Mike “Moose” Dabich, a former pro basketball player, is known around Fremont County and Wyoming as a giant of a man with a big heart. He towers over most with his height of 7 feet and wears size 16 sneakers.
Dabich is also accidentally responsible for a rash of Bigfoot sightings near Lander that caused an uproar more than 50 years ago.
It all started in 1972 when two frantic boys out of Fort Washakie swore they had spotted Bigfoot.
Bill Sniffin was the new publisher at the Wyoming State Journal in Lander when his news editor, Dick George, came running into Sniffin’s office with a lead on a breaking story.
George told Sniffin that local kids had spotted Bigfoot.

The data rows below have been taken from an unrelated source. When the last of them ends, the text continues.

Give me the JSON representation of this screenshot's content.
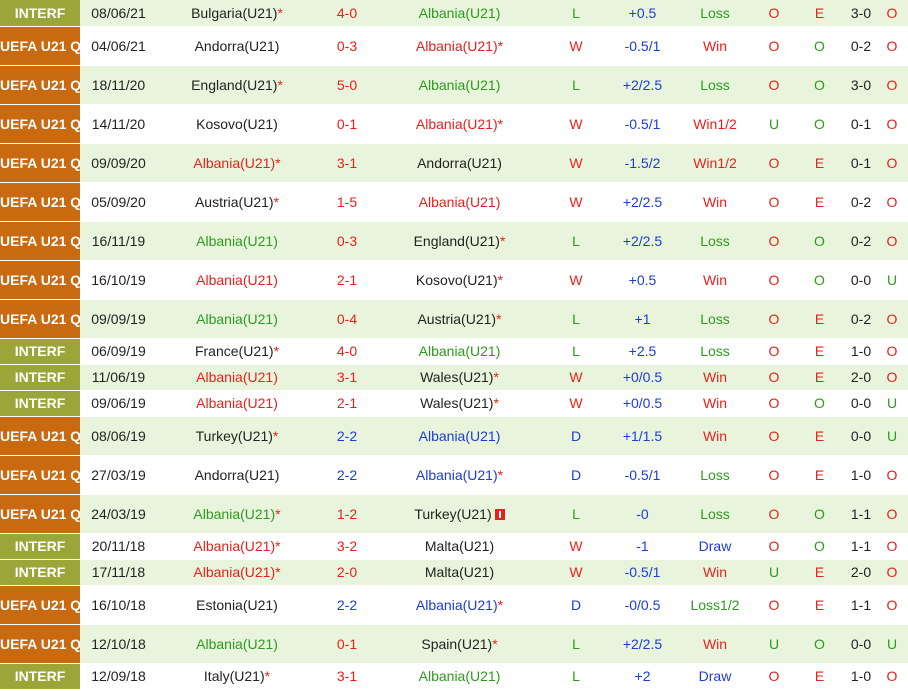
{
  "colors": {
    "win": "#e8211c",
    "loss": "#2e9a1e",
    "draw": "#1d3bd6",
    "interf": "#9aa637",
    "uefa": "#c96a10"
  },
  "rows": [
    {
      "comp": "INTERF",
      "ctype": "interf",
      "date": "08/06/21",
      "home": "Bulgaria(U21)",
      "home_color": "black",
      "home_star": "*",
      "score": "4-0",
      "score_color": "red",
      "away": "Albania(U21)",
      "away_color": "green",
      "away_star": "",
      "res": "L",
      "res_color": "green",
      "hcp": "+0.5",
      "hcp_res": "Loss",
      "hcp_color": "green",
      "oe": "O",
      "oe_color": "red",
      "ou": "E",
      "ou_color": "red",
      "ht": "3-0",
      "last": "O",
      "last_color": "red",
      "h": 26
    },
    {
      "comp": "UEFA U21 Q",
      "ctype": "uefa",
      "date": "04/06/21",
      "home": "Andorra(U21)",
      "home_color": "black",
      "home_star": "",
      "score": "0-3",
      "score_color": "red",
      "away": "Albania(U21)",
      "away_color": "red",
      "away_star": "*",
      "res": "W",
      "res_color": "red",
      "hcp": "-0.5/1",
      "hcp_res": "Win",
      "hcp_color": "red",
      "oe": "O",
      "oe_color": "red",
      "ou": "O",
      "ou_color": "green",
      "ht": "0-2",
      "last": "O",
      "last_color": "red",
      "h": 39
    },
    {
      "comp": "UEFA U21 Q",
      "ctype": "uefa",
      "date": "18/11/20",
      "home": "England(U21)",
      "home_color": "black",
      "home_star": "*",
      "score": "5-0",
      "score_color": "red",
      "away": "Albania(U21)",
      "away_color": "green",
      "away_star": "",
      "res": "L",
      "res_color": "green",
      "hcp": "+2/2.5",
      "hcp_res": "Loss",
      "hcp_color": "green",
      "oe": "O",
      "oe_color": "red",
      "ou": "O",
      "ou_color": "green",
      "ht": "3-0",
      "last": "O",
      "last_color": "red",
      "h": 39
    },
    {
      "comp": "UEFA U21 Q",
      "ctype": "uefa",
      "date": "14/11/20",
      "home": "Kosovo(U21)",
      "home_color": "black",
      "home_star": "",
      "score": "0-1",
      "score_color": "red",
      "away": "Albania(U21)",
      "away_color": "red",
      "away_star": "*",
      "res": "W",
      "res_color": "red",
      "hcp": "-0.5/1",
      "hcp_res": "Win1/2",
      "hcp_color": "red",
      "oe": "U",
      "oe_color": "green",
      "ou": "O",
      "ou_color": "green",
      "ht": "0-1",
      "last": "O",
      "last_color": "red",
      "h": 39
    },
    {
      "comp": "UEFA U21 Q",
      "ctype": "uefa",
      "date": "09/09/20",
      "home": "Albania(U21)",
      "home_color": "red",
      "home_star": "*",
      "score": "3-1",
      "score_color": "red",
      "away": "Andorra(U21)",
      "away_color": "black",
      "away_star": "",
      "res": "W",
      "res_color": "red",
      "hcp": "-1.5/2",
      "hcp_res": "Win1/2",
      "hcp_color": "red",
      "oe": "O",
      "oe_color": "red",
      "ou": "E",
      "ou_color": "red",
      "ht": "0-1",
      "last": "O",
      "last_color": "red",
      "h": 39
    },
    {
      "comp": "UEFA U21 Q",
      "ctype": "uefa",
      "date": "05/09/20",
      "home": "Austria(U21)",
      "home_color": "black",
      "home_star": "*",
      "score": "1-5",
      "score_color": "red",
      "away": "Albania(U21)",
      "away_color": "red",
      "away_star": "",
      "res": "W",
      "res_color": "red",
      "hcp": "+2/2.5",
      "hcp_res": "Win",
      "hcp_color": "red",
      "oe": "O",
      "oe_color": "red",
      "ou": "E",
      "ou_color": "red",
      "ht": "0-2",
      "last": "O",
      "last_color": "red",
      "h": 39
    },
    {
      "comp": "UEFA U21 Q",
      "ctype": "uefa",
      "date": "16/11/19",
      "home": "Albania(U21)",
      "home_color": "green",
      "home_star": "",
      "score": "0-3",
      "score_color": "red",
      "away": "England(U21)",
      "away_color": "black",
      "away_star": "*",
      "res": "L",
      "res_color": "green",
      "hcp": "+2/2.5",
      "hcp_res": "Loss",
      "hcp_color": "green",
      "oe": "O",
      "oe_color": "red",
      "ou": "O",
      "ou_color": "green",
      "ht": "0-2",
      "last": "O",
      "last_color": "red",
      "h": 39
    },
    {
      "comp": "UEFA U21 Q",
      "ctype": "uefa",
      "date": "16/10/19",
      "home": "Albania(U21)",
      "home_color": "red",
      "home_star": "",
      "score": "2-1",
      "score_color": "red",
      "away": "Kosovo(U21)",
      "away_color": "black",
      "away_star": "*",
      "res": "W",
      "res_color": "red",
      "hcp": "+0.5",
      "hcp_res": "Win",
      "hcp_color": "red",
      "oe": "O",
      "oe_color": "red",
      "ou": "O",
      "ou_color": "green",
      "ht": "0-0",
      "last": "U",
      "last_color": "green",
      "h": 39
    },
    {
      "comp": "UEFA U21 Q",
      "ctype": "uefa",
      "date": "09/09/19",
      "home": "Albania(U21)",
      "home_color": "green",
      "home_star": "",
      "score": "0-4",
      "score_color": "red",
      "away": "Austria(U21)",
      "away_color": "black",
      "away_star": "*",
      "res": "L",
      "res_color": "green",
      "hcp": "+1",
      "hcp_res": "Loss",
      "hcp_color": "green",
      "oe": "O",
      "oe_color": "red",
      "ou": "E",
      "ou_color": "red",
      "ht": "0-2",
      "last": "O",
      "last_color": "red",
      "h": 39
    },
    {
      "comp": "INTERF",
      "ctype": "interf",
      "date": "06/09/19",
      "home": "France(U21)",
      "home_color": "black",
      "home_star": "*",
      "score": "4-0",
      "score_color": "red",
      "away": "Albania(U21)",
      "away_color": "green",
      "away_star": "",
      "res": "L",
      "res_color": "green",
      "hcp": "+2.5",
      "hcp_res": "Loss",
      "hcp_color": "green",
      "oe": "O",
      "oe_color": "red",
      "ou": "E",
      "ou_color": "red",
      "ht": "1-0",
      "last": "O",
      "last_color": "red",
      "h": 26
    },
    {
      "comp": "INTERF",
      "ctype": "interf",
      "date": "11/06/19",
      "home": "Albania(U21)",
      "home_color": "red",
      "home_star": "",
      "score": "3-1",
      "score_color": "red",
      "away": "Wales(U21)",
      "away_color": "black",
      "away_star": "*",
      "res": "W",
      "res_color": "red",
      "hcp": "+0/0.5",
      "hcp_res": "Win",
      "hcp_color": "red",
      "oe": "O",
      "oe_color": "red",
      "ou": "E",
      "ou_color": "red",
      "ht": "2-0",
      "last": "O",
      "last_color": "red",
      "h": 26
    },
    {
      "comp": "INTERF",
      "ctype": "interf",
      "date": "09/06/19",
      "home": "Albania(U21)",
      "home_color": "red",
      "home_star": "",
      "score": "2-1",
      "score_color": "red",
      "away": "Wales(U21)",
      "away_color": "black",
      "away_star": "*",
      "res": "W",
      "res_color": "red",
      "hcp": "+0/0.5",
      "hcp_res": "Win",
      "hcp_color": "red",
      "oe": "O",
      "oe_color": "red",
      "ou": "O",
      "ou_color": "green",
      "ht": "0-0",
      "last": "U",
      "last_color": "green",
      "h": 26
    },
    {
      "comp": "UEFA U21 Q",
      "ctype": "uefa",
      "date": "08/06/19",
      "home": "Turkey(U21)",
      "home_color": "black",
      "home_star": "*",
      "score": "2-2",
      "score_color": "blue",
      "away": "Albania(U21)",
      "away_color": "blue",
      "away_star": "",
      "res": "D",
      "res_color": "blue",
      "hcp": "+1/1.5",
      "hcp_res": "Win",
      "hcp_color": "red",
      "oe": "O",
      "oe_color": "red",
      "ou": "E",
      "ou_color": "red",
      "ht": "0-0",
      "last": "U",
      "last_color": "green",
      "h": 39
    },
    {
      "comp": "UEFA U21 Q",
      "ctype": "uefa",
      "date": "27/03/19",
      "home": "Andorra(U21)",
      "home_color": "black",
      "home_star": "",
      "score": "2-2",
      "score_color": "blue",
      "away": "Albania(U21)",
      "away_color": "blue",
      "away_star": "*",
      "res": "D",
      "res_color": "blue",
      "hcp": "-0.5/1",
      "hcp_res": "Loss",
      "hcp_color": "green",
      "oe": "O",
      "oe_color": "red",
      "ou": "E",
      "ou_color": "red",
      "ht": "1-0",
      "last": "O",
      "last_color": "red",
      "h": 39
    },
    {
      "comp": "UEFA U21 Q",
      "ctype": "uefa",
      "date": "24/03/19",
      "home": "Albania(U21)",
      "home_color": "green",
      "home_star": "*",
      "score": "1-2",
      "score_color": "red",
      "away": "Turkey(U21)",
      "away_color": "black",
      "away_star": "",
      "away_flag": true,
      "res": "L",
      "res_color": "green",
      "hcp": "-0",
      "hcp_res": "Loss",
      "hcp_color": "green",
      "oe": "O",
      "oe_color": "red",
      "ou": "O",
      "ou_color": "green",
      "ht": "1-1",
      "last": "O",
      "last_color": "red",
      "h": 39
    },
    {
      "comp": "INTERF",
      "ctype": "interf",
      "date": "20/11/18",
      "home": "Albania(U21)",
      "home_color": "red",
      "home_star": "*",
      "score": "3-2",
      "score_color": "red",
      "away": "Malta(U21)",
      "away_color": "black",
      "away_star": "",
      "res": "W",
      "res_color": "red",
      "hcp": "-1",
      "hcp_res": "Draw",
      "hcp_color": "blue",
      "oe": "O",
      "oe_color": "red",
      "ou": "O",
      "ou_color": "green",
      "ht": "1-1",
      "last": "O",
      "last_color": "red",
      "h": 26
    },
    {
      "comp": "INTERF",
      "ctype": "interf",
      "date": "17/11/18",
      "home": "Albania(U21)",
      "home_color": "red",
      "home_star": "*",
      "score": "2-0",
      "score_color": "red",
      "away": "Malta(U21)",
      "away_color": "black",
      "away_star": "",
      "res": "W",
      "res_color": "red",
      "hcp": "-0.5/1",
      "hcp_res": "Win",
      "hcp_color": "red",
      "oe": "U",
      "oe_color": "green",
      "ou": "E",
      "ou_color": "red",
      "ht": "2-0",
      "last": "O",
      "last_color": "red",
      "h": 26
    },
    {
      "comp": "UEFA U21 Q",
      "ctype": "uefa",
      "date": "16/10/18",
      "home": "Estonia(U21)",
      "home_color": "black",
      "home_star": "",
      "score": "2-2",
      "score_color": "blue",
      "away": "Albania(U21)",
      "away_color": "blue",
      "away_star": "*",
      "res": "D",
      "res_color": "blue",
      "hcp": "-0/0.5",
      "hcp_res": "Loss1/2",
      "hcp_color": "green",
      "oe": "O",
      "oe_color": "red",
      "ou": "E",
      "ou_color": "red",
      "ht": "1-1",
      "last": "O",
      "last_color": "red",
      "h": 39
    },
    {
      "comp": "UEFA U21 Q",
      "ctype": "uefa",
      "date": "12/10/18",
      "home": "Albania(U21)",
      "home_color": "green",
      "home_star": "",
      "score": "0-1",
      "score_color": "red",
      "away": "Spain(U21)",
      "away_color": "black",
      "away_star": "*",
      "res": "L",
      "res_color": "green",
      "hcp": "+2/2.5",
      "hcp_res": "Win",
      "hcp_color": "red",
      "oe": "U",
      "oe_color": "green",
      "ou": "O",
      "ou_color": "green",
      "ht": "0-0",
      "last": "U",
      "last_color": "green",
      "h": 39
    },
    {
      "comp": "INTERF",
      "ctype": "interf",
      "date": "12/09/18",
      "home": "Italy(U21)",
      "home_color": "black",
      "home_star": "*",
      "score": "3-1",
      "score_color": "red",
      "away": "Albania(U21)",
      "away_color": "green",
      "away_star": "",
      "res": "L",
      "res_color": "green",
      "hcp": "+2",
      "hcp_res": "Draw",
      "hcp_color": "blue",
      "oe": "O",
      "oe_color": "red",
      "ou": "E",
      "ou_color": "red",
      "ht": "1-0",
      "last": "O",
      "last_color": "red",
      "h": 26
    }
  ]
}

“I was an aggressive young publisher wanting to get all the hot news,” Sniffin said. “I was fascinated about stories about Bigfoot because that’s part of the local Wyoming lore.”
The boys were terrified, and George believed their story. Sniffin interviewed them and said that as scared as they were, their story sounded legitimate.
“It seemed straight,” Sniffin said. “Even though we all tend to think of these stories with a tongue in our cheek.”
The boys corroborated each other's story and claimed adamantly that they had really seen a monster. George was an artist so drew an image of a giant, hulking, furry man just as the boys described it to them.
Sniffin then ran the story prominently on the front page of the paper in fall of 1972 and caused quite the local stir. Some even went out in search of the beast and claimed to have seen it, too.
Moose’s Tale
Years later, Sniffin’s good friend Dabich was sharing a few fishing tales from his early days. As Sniffin listened, he realized that he was talking to his Bigfoot from 1972.
Dabich said that he had been fishing on the reservation without a license and didn’t come forward at the time because he didn’t want to get in trouble.
“I was doing a drywall job out on Sage Creek,” Dabich said. “I happened to run into this friend of mine who lived up Trout Creek, and he told me the browns were as long as my arm, so I thought I'd give it a try.”
It was a cold day, so he grabbed his spare coat that he kept behind the seat of his truck. The coat was so ugly that it was not meant to be worn and was there in case Dabich had a flat tire. His plan was to have something to lie on if he had to get underneath his truck to fix a tire or another issue.
“It was a nasty looking coat that looked like it belonged to somebody that was a booster of the Yale football team,” Dabich said. “It was some kind of polyester thing that looked like fake fur.”
He didn’t see the two kids in the haystack but said he smelled something illegal wafting through the air that they were smoking.
“I was kind of sneaking along the riverbank of the stream bank there, trying to stay hidden, which wasn't easy,” Dabich said. “I had this coat on, and of course I had the hood up, so it probably looked like a furry animal.”
Dabich heard someone hitting the fence in a dead run and thought he had spooked someone’s horse.
“I scooted out of there and went back to my friend's place,” Dabich said. “When things settled down, I headed home.”
Bigfoot Sighting
It wasn’t until later that Dabich realized he hadn’t spooked a horse but two boys who were convinced that they had just seen Bigfoot. Dabich said that the grass was high so he would have been partially camouflaged as he waded in the stream trying to catch a legendary trout.
“Next thing I know, there were a couple guys who investigated, and they found my footprint in the mud in the riverbank there along the stream which was this size 16 Converse All Star,” Dabich said. “But the kids swore that they had seen Bigfoot and that's how the story got started.”
Dabich said he can understand how they mistook him for Bigfoot in the ugly coat since he is tall. After all, Dabich said, he was mostly hidden from view and trying to be quiet as he cast his fly on his rod. Dabich also has his own stories of fleeing from monsters when he was young.
Dabich said that he lived on the reservation on a ranch off Plunkett Road and would ride out on his horse to a friend’s house to visit.
“His old grandpa lived all summer long out behind Ray Lake in his teepee because he didn’t want to live in the house,” Dabich said. “We'd go visit him and about dark, he'd start telling us stories, and afterwards, we'd get on the horses and put them in high gear and get out of there as fast as we could.”
After Dabich the Bigfoot had been spotted on Trout Creek fishing, there were more sightings in nearby areas.
“There's people that say they've seen one on Boulder Flat, too, so I don't know what they saw since there are a lot of Bigfoot stories around,” Dabich said. “I was just glad the kids didn't have a gun."